From charlesreid1


  • Problem Motivation and Description
  • Problem analysis: data structures and algorithms
  • Solution approach/algorithm
  • Implementation

Problem Motivation and Description

The Checkers Problem: You are presented with a checkerboard that consists of black and white squares. The boards follow the normal rules of checkers, i.e., pieces appear only on the black or white squares. There are several white and black pieces arranged on the board. It is your task to answer the following question: can any one single black piece be used to jump and capture all of the white pieces in a single move? This assumes that each of the black pieces are black "kings" and can jump in either direction.

Data Structures and Algorithms

To solve the checkers problem, it is important to focus on a simple data structure. While graph theory can be utilized to analyze the problem and find solutions, it is best not to stray too far from a simple 2D array. Char array is simplest.

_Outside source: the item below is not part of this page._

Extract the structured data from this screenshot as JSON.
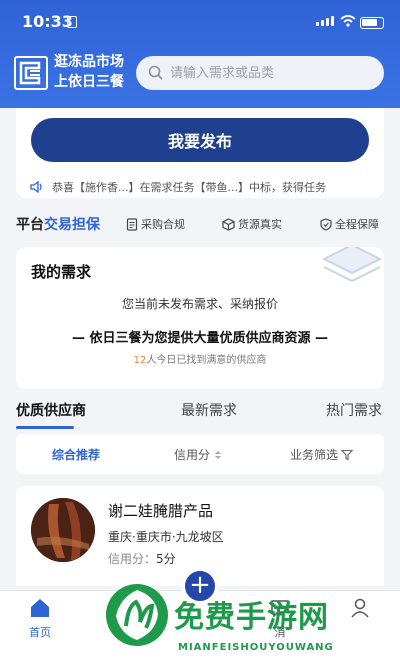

It's also important not to worry too much:

  • Don't worry about the computational cost of loops, or loops within loops, or nested nested nested nested loops. These boards are all relatively small.
  • Don't worry about checking if the checkerboard positions are valid. While it might be useful to know before going in, the problem isn't asking you to validate it, so don't sweat that detail. If we need to implement any checks on black pieces only, do it when we tally up all the black pieces. If we need to implement any checks on 2white pieces only, do it when we tally up the white pieces.

The algorithm:

  • Load the checkerboard into a char array
  • Loop over each piece
  • If we find a black piece,
    • Check if this board/piece is a viable solution (does the board meet criteria)
    • If this is a viable solution, take a tour of possible solution squares, jumping white pieces each time
    • If all white pieces jumped, then found black piece that yields solution, add to list of solution pieces

Code Structure

Here it is best not to over-complicate things. We want to keep the data structure simple, we want to keep the algorithm simple, so let's keep the overall program simple.

W = white, not west.

Four part code structure:

1. Load chessboard

2. For each square, check if square is viable and if square is solution

3. Definition of check if square solution function

4. Definition of check if square viable function

load chessboard into char[] array
for each square on chessboard:
    if square has black piece:

def checkSquare(square):
        for each neighbor:
            next square
            next next square
            if next square is W and next next square is _ empty and we haven't visited this W,
                visited this W
                Wsjumped += 1 + checkSquare(next next neighbor)
        return( Wsjumped==Wcount )

def viable(square):
    remove piece
        for each row, for each column:
            if row/col is off by 2 with the black piece
                for each of the 4 neighbors:
                    next square
                    next next square
                    if next square is W
                        if next next square not empty:
                            fail fast
                        increment neighbors (W neighbors)
                        if black piece original,
                            isodd = true

    if more than 2 odd neighbors, fail fast
    if 2 odd neighbors and isodd not true, fail fast